Load Balancing Streams

Ok, so here’s the problem. Suppose I have two streams, one is compute bound and the other memory bound. They can run concurrently (they’re stages in a pipeline if anyone’s curious), and in fact, since one is memory bound, running them on the device at the same time should increase throughput since the compute bound one will relieve pressure on the memory system.

The question is how to get them to run concurrently, ideally in a carefully profiled ratio with respect to active blocks from each. If I naively execute kernels from both streams, the balance will swing around more or less at random, with one or the other having more active blocks at any given time. This will defeat the purpose of trying to load balance them in the first place.

Is there a good way to do this, or do I have to rely on careful grid sizing and bookkeeping to track the ratio at any given moment?

design the compute-bounded function and the memory-bounded function into the same kernel code.

Otherwise, getting the GPU scheduler to intermix blocks for execution from 2 different kernel launches is difficult.

Some other mechanisms you might consider:

  • clever use of stream priority (e.g. have a “background” task of memory-boundedness, and carefully mix in a foreground task of compute-boundedness, using stream priority.) Your block execution duration will need to be short for this to have a chance of doing anything useful.

  • GPU work distribution/specialization, using persistent threads - let the GPU issue work within the threadblock at a rate that is commensurate with the ratio you are trying to achieve. There might even be a clever way to use CDP instead.

I don’t think any of this is easy, or is likely to give you what I think you are asking for - an easy, “automatic” method to issue new work based on current loading.

Try using a persistent launch grid, where you perform a deterministic assignment of blocks to tho either memory or compute bound tasks.

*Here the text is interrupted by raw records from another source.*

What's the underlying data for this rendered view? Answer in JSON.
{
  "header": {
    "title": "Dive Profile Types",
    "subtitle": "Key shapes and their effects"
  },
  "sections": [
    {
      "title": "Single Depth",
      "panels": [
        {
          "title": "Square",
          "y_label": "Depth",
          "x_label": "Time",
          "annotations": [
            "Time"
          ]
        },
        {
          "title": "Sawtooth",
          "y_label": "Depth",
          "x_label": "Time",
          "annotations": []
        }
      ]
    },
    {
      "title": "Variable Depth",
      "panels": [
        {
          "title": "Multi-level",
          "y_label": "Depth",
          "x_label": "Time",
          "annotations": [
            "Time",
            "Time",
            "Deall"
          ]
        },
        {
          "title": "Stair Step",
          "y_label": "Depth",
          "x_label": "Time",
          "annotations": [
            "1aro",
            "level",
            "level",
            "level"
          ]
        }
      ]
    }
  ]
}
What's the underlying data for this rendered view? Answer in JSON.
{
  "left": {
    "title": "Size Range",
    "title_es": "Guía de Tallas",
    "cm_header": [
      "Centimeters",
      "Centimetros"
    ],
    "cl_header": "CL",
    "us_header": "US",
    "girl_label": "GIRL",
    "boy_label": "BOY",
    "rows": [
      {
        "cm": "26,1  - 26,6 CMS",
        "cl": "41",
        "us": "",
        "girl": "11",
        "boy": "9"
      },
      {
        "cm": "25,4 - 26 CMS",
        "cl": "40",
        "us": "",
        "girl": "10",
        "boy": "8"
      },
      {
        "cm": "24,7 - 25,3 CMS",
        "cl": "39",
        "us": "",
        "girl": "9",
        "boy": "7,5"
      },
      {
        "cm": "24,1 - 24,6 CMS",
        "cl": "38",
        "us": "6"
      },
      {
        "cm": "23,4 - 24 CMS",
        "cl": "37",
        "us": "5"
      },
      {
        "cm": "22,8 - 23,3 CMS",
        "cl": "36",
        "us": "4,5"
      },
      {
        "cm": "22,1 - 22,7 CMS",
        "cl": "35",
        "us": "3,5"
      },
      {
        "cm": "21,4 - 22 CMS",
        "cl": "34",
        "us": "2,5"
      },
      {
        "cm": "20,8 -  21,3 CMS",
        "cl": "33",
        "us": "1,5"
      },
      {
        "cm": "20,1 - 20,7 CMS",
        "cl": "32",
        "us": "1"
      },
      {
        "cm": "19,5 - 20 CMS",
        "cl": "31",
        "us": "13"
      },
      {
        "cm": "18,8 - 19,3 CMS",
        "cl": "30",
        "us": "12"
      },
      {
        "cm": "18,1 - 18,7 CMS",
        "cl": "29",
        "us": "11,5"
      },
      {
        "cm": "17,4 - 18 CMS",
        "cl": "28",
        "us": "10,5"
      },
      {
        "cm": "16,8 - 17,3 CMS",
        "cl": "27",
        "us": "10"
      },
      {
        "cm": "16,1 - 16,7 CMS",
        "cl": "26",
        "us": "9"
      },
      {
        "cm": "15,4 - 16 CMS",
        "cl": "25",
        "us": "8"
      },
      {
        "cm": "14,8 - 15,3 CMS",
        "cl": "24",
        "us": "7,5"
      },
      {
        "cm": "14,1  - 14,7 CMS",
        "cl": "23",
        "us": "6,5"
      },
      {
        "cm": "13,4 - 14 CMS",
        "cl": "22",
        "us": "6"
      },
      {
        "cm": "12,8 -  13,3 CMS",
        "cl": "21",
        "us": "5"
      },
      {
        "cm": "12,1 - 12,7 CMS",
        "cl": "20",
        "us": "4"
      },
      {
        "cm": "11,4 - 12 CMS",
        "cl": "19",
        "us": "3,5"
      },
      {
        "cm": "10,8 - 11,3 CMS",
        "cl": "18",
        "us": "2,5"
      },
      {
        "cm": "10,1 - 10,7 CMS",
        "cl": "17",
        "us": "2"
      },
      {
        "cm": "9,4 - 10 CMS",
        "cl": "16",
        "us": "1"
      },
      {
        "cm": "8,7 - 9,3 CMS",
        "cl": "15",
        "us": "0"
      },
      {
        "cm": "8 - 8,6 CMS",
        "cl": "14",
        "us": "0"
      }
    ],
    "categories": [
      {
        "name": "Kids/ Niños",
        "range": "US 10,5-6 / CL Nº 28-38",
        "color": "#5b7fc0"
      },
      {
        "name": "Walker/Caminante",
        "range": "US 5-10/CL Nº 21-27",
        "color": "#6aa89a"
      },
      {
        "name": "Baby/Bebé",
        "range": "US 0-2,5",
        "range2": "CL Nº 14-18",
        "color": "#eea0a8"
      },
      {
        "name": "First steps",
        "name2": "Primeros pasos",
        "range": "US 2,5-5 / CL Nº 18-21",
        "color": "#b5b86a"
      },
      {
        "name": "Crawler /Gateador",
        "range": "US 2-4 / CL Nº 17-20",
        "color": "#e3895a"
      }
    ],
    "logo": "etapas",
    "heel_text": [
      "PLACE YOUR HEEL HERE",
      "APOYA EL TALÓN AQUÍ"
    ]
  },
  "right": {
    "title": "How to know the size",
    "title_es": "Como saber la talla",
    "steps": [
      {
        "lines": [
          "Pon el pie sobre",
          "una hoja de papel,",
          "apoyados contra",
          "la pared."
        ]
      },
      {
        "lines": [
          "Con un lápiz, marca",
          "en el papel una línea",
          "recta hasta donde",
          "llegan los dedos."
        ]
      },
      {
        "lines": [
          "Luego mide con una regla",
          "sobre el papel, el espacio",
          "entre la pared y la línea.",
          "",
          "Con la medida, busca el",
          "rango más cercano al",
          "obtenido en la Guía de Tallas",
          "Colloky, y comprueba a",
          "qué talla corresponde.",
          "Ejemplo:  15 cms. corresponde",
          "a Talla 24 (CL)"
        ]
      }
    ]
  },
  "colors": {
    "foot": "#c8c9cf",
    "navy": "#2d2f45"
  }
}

Feeding new work packages into an already running grid and getting results out reliably could be a little tricky.

Christian

This is unfortunent. Since the two kernels have quite different block size requirements, the uberkernel ideas are probably out, although the idea of two carefully sized grids of persistant threads could be made to work.

What’s the current state of Cuda vs. the watchdog timer? Historically, long running grids would block the GPU and leave the system unresponsive. Has any of this changed? Is there a way for a kernel to check how long it’s been running and thus stop accepting new work at some point in order to terminate and give the GPU a chance to schedule external stuff, i.e. from the OS or other programs?